As reported, the tall, blond-haired defender failed to earn a new contract with the Canaries after playing just 18 games in the Premier League last season. The American joined the Canaries in January 2010 and made a total of 48 appearances for the club.

Whitbread, of Beech Drive, Little Plumstead, pleaded guilty to driving his Audi at 37.1mph in a 30mph limit in Grapes Hill in Norwich on October 15 last year.

He also admitted speeding in Fen Ditton in Cambridgeshire on January 8 in another Audi, on the A14, at 97mph in a 70mph speed limit.

The sentence was criticised by the Brake road safety charity, whose spokesman Ellen Booth said: “Penalty points are given for a reason.

“Once you reach 12 points you have had multiple opportunities to change your ways.

“We believe that drivers who reach 12 points should face a ban.

“We have campaigned to raise awareness of this issue.

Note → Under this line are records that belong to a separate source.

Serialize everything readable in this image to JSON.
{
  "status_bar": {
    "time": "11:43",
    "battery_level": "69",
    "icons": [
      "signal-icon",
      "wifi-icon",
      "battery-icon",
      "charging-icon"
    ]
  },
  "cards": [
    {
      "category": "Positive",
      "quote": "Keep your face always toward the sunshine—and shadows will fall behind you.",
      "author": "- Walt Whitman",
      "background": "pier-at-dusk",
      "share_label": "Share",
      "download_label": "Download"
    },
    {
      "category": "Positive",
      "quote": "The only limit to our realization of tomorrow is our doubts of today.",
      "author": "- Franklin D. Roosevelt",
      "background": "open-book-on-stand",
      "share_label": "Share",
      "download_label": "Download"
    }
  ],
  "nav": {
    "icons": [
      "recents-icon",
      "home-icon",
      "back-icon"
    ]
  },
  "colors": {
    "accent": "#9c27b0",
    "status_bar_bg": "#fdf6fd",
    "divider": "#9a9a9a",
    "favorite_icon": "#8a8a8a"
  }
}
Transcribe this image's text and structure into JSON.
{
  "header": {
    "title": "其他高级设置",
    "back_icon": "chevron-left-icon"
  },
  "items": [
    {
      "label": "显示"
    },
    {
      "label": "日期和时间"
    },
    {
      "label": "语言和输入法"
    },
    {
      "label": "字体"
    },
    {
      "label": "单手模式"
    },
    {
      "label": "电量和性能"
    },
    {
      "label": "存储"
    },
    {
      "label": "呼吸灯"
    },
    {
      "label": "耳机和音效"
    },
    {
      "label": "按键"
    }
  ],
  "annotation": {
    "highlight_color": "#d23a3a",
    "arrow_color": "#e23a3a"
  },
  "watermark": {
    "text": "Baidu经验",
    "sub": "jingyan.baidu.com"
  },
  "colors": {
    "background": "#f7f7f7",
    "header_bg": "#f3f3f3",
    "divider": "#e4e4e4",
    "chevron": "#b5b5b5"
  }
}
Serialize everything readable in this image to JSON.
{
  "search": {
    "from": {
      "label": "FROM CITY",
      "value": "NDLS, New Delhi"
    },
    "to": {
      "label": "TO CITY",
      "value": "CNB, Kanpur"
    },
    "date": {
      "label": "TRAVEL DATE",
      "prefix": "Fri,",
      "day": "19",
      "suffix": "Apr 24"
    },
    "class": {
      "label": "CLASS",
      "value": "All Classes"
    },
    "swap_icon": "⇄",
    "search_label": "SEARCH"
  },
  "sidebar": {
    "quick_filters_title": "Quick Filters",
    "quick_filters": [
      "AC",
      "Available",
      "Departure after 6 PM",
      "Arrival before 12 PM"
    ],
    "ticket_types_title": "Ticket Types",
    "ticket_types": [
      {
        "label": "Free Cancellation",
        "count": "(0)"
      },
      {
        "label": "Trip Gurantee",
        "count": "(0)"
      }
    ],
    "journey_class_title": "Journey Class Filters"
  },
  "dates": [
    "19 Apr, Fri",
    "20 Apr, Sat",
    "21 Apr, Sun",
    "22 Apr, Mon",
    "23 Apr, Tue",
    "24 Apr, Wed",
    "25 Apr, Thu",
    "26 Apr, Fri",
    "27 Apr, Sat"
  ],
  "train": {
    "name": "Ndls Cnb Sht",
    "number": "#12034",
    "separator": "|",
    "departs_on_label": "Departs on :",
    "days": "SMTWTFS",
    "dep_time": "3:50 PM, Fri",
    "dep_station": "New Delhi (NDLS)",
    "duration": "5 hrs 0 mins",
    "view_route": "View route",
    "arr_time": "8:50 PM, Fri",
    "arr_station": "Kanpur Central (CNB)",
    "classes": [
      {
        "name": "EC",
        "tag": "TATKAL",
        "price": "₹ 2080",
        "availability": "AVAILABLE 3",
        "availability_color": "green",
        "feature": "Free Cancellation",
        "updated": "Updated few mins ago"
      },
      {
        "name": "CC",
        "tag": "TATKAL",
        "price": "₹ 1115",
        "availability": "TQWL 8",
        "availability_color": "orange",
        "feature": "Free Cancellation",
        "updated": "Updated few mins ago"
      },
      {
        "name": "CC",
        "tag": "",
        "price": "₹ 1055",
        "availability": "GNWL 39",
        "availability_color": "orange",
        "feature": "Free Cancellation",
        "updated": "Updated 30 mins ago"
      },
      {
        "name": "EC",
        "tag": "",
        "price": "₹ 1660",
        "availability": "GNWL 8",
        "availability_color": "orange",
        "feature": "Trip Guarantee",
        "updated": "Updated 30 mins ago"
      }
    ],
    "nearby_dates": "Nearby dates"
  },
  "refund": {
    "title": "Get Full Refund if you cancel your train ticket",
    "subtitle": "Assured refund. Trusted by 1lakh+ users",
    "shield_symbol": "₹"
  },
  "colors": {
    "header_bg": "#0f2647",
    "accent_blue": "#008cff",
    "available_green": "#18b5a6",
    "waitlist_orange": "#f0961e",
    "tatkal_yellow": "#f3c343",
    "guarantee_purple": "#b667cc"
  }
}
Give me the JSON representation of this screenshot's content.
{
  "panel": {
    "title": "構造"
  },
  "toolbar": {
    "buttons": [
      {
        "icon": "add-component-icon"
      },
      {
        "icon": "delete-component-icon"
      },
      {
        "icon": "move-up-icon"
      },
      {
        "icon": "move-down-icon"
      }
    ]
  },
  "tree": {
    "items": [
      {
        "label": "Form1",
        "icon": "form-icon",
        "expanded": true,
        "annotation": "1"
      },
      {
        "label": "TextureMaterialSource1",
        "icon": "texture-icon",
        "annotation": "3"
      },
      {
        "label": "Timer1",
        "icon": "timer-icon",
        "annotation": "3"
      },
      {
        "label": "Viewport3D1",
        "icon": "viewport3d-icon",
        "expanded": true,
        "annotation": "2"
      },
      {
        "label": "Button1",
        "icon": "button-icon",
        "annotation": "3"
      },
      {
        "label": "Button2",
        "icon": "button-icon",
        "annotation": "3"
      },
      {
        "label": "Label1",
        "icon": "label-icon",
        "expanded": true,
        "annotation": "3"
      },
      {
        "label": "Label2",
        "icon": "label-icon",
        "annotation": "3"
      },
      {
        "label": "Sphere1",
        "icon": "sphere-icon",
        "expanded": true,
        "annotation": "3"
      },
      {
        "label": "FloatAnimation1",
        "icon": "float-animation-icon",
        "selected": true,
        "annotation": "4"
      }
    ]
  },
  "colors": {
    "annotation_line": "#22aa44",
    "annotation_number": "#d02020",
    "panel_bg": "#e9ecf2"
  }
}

“By failing to ban a driver with more than 12 points on their licence, it does undermine the whole system, and sends out the wrong message.

“We therefore feel in this instance that the footballer should have faced a ban.”

It’s not the first time a sportsman has been spared a driving ban after using the “exceptional hardship” defence.

Last year champion jockey Kieren Fallon escaped a ban at Lincoln Magistrates’ Court after arguing he could not afford to add a full-time driver to his entourage.